Wondering if a sleep study is necessary for hypertension and blood pressure problems

Dear Dr. Rosenberg,

I am on three medications for hypertension and my blood pressure still runs high. My cardiologist suggested I get a sleep study. I live alone and don’t know if I snore or stop breathing but no one has ever mentioned it. Do you think a sleep study is really necessary?

A: Yes I do. What you have is known as resistant hypertension, which is the requirement of three or more medications to control hypertension. Studies have shown that 70 percent of individuals with this condition have sleep apnea. In fact, a study published this month in the Journal of Clinical Sleep Medicine, done in Hong Kong, revealed that over 90% had sleep apnea. It also revealed that just treating the blood pressure without treating the sleep apnea, failed to prevent cardiac complications.

Dear Dr. Rosenberg,

My dad was diagnosed with Parkinson’s disease about a year ago. My mom says he is having a hard time staying asleep. Is this common in Parkinson’s?

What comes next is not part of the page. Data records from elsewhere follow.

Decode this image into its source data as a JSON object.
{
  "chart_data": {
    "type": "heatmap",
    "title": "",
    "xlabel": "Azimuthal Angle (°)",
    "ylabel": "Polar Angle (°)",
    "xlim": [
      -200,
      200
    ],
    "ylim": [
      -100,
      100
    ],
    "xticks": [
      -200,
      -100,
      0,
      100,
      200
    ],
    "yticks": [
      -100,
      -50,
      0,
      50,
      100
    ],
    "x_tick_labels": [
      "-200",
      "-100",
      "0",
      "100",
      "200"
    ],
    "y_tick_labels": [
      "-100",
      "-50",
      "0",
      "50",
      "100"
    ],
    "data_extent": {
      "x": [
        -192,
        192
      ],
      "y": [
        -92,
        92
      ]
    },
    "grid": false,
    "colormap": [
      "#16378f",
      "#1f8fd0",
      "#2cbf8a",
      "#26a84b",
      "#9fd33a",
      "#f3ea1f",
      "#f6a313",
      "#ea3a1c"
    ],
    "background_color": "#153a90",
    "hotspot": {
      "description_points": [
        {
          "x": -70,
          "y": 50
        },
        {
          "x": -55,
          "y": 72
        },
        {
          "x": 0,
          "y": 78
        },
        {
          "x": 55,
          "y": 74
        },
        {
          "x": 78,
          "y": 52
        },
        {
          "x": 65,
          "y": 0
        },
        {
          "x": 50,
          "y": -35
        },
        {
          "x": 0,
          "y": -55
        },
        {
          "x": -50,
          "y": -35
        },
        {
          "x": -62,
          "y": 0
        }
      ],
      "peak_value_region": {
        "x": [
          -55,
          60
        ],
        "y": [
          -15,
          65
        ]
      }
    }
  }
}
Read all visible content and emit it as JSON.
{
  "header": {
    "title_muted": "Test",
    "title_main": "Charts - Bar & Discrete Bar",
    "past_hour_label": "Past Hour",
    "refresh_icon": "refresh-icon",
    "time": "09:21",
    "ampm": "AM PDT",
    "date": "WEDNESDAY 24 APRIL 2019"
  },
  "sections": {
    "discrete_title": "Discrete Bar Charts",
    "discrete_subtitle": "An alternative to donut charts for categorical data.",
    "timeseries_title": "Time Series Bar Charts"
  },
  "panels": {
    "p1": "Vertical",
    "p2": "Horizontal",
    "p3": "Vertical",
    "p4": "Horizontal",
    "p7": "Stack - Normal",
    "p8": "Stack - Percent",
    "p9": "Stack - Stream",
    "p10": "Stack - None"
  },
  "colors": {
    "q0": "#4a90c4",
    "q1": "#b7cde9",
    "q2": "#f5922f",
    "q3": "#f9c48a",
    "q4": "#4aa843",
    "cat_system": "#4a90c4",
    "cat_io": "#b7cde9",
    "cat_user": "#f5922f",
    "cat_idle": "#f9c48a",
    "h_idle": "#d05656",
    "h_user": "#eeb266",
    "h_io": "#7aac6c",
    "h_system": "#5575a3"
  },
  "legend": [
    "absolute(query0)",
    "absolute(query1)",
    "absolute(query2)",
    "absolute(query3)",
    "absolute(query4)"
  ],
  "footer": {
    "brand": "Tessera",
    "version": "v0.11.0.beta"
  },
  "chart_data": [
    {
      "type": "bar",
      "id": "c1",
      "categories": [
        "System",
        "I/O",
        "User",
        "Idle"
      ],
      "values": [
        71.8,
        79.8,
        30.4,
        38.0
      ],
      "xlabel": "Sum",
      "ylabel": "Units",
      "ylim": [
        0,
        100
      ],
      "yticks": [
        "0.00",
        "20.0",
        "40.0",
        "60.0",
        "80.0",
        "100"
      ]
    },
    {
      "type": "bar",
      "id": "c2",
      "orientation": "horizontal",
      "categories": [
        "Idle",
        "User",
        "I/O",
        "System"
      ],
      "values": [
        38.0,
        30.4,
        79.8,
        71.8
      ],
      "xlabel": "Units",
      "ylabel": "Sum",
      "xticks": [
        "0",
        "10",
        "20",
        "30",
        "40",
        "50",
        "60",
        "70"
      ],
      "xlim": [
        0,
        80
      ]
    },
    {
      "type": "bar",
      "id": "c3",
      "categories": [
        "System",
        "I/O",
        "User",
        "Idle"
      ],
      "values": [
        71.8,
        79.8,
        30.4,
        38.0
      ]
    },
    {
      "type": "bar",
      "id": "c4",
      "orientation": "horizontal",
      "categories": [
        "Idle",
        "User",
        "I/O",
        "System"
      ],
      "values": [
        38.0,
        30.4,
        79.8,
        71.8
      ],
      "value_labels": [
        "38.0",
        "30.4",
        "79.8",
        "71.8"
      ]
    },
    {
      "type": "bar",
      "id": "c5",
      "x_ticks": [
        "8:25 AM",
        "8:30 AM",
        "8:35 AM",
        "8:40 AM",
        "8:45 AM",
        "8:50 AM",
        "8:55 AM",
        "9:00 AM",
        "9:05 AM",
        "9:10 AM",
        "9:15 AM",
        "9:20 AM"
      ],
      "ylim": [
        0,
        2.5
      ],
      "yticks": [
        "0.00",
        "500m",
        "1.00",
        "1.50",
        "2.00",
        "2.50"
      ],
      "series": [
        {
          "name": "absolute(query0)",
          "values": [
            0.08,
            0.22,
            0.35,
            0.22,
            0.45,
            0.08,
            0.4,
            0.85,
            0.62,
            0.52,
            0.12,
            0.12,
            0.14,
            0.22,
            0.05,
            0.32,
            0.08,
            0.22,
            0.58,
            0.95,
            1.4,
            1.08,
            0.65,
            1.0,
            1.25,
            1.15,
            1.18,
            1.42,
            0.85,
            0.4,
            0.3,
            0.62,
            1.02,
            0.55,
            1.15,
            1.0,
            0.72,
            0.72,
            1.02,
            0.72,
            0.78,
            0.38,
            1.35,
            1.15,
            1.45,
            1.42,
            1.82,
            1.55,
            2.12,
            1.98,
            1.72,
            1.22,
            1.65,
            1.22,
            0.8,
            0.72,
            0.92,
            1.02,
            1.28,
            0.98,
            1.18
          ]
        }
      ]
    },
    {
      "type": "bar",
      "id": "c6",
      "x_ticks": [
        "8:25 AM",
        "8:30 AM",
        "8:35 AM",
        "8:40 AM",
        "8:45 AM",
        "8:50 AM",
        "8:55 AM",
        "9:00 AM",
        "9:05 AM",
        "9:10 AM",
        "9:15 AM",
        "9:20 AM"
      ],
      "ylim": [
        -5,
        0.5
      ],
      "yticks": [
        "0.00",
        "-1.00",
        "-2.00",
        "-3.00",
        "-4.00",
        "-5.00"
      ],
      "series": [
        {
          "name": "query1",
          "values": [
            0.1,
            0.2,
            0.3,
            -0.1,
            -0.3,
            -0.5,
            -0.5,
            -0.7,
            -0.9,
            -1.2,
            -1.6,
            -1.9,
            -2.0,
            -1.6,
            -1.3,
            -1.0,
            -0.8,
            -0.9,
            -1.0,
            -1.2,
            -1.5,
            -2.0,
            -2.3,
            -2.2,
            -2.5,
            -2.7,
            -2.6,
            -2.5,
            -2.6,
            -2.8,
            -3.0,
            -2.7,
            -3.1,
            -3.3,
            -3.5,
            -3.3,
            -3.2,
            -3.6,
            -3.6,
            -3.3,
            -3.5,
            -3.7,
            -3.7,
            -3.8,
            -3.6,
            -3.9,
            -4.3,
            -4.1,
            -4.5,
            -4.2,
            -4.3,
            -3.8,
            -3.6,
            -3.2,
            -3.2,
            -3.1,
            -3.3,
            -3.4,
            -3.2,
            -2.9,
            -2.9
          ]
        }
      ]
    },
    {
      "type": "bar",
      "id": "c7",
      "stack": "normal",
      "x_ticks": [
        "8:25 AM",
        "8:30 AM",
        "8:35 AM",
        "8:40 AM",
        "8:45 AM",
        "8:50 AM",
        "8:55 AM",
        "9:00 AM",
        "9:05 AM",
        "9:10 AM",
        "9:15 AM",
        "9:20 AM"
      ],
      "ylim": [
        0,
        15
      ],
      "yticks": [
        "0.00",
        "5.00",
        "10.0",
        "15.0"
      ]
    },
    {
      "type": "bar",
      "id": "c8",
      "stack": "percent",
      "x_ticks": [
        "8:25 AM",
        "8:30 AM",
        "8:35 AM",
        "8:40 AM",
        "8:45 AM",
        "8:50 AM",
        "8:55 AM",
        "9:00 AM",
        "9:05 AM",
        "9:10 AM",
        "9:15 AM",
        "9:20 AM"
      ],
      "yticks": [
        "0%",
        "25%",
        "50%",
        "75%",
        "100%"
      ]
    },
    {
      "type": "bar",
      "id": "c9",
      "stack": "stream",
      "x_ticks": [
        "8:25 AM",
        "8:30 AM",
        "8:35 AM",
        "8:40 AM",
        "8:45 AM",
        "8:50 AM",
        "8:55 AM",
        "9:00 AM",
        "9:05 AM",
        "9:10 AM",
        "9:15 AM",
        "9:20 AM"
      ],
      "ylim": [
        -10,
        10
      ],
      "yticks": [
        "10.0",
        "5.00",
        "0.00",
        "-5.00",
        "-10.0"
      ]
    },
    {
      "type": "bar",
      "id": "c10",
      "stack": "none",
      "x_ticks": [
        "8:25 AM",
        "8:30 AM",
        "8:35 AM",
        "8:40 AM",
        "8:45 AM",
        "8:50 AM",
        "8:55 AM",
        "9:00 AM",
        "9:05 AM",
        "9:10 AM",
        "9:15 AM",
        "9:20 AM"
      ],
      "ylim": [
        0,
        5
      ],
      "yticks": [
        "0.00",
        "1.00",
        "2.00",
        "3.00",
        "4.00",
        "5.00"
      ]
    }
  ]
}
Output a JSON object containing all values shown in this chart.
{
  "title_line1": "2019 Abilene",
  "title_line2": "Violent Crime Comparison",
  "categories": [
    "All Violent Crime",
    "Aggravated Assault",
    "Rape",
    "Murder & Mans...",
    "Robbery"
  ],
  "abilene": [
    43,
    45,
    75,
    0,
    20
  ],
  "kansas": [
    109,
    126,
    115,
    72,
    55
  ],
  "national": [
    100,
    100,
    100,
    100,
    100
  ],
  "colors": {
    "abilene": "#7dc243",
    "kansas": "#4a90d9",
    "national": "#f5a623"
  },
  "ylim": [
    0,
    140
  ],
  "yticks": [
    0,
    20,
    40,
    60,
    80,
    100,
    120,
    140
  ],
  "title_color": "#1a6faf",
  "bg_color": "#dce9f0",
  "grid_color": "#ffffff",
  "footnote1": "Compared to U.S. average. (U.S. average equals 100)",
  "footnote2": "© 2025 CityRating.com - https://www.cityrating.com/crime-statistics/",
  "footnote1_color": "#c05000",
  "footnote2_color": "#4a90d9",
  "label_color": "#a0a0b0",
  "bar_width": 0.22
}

A: Yes, up to 50 percent of people with the disease have trouble falling and especially staying asleep. This can be due to frequent urination, inability to move easily and find a comfortable position, painful muscle spasms and restless legs syndrome and sleep apnea, to name a few. I would urge your mother to discuss this with his neurologist. Most of these are treatable.

Dear Dr. Rosenberg,

My husband was recently hospitalized with a heart attack. While in the hospital his nurse noted that he stopped breathing in his sleep. His doctor wants him to have a sleep study but he is not convinced it is necessary. What do you think?

A: Based on recent findings, I would encourage him to get tested. One recent study followed people for six years who had had heart attacks. Those with sleep apnea who refused treatment were 80 percent more likely to go on to develop a second heart attack than those who chose treatment.

Dear Dr. Rosenberg,

My daughter has been diagnosed with sleep apnea and she has diabetes. As of now, she is not sure that she wants to treat her sleep apnea. She dreads wearing a CPAP mask. I am worried that by ignoring it, matters will get worse. Am I correct?

A: Yes you are. We know that treating sleep apnea decrees the blood sugar significantly making control of diabetes much easier. We also know, based on a study published in the October issue of BMJ (British Medical Journal), that the incidence of diabetic kidney disease is 75 percent higher in diabetics with untreated sleep apnea.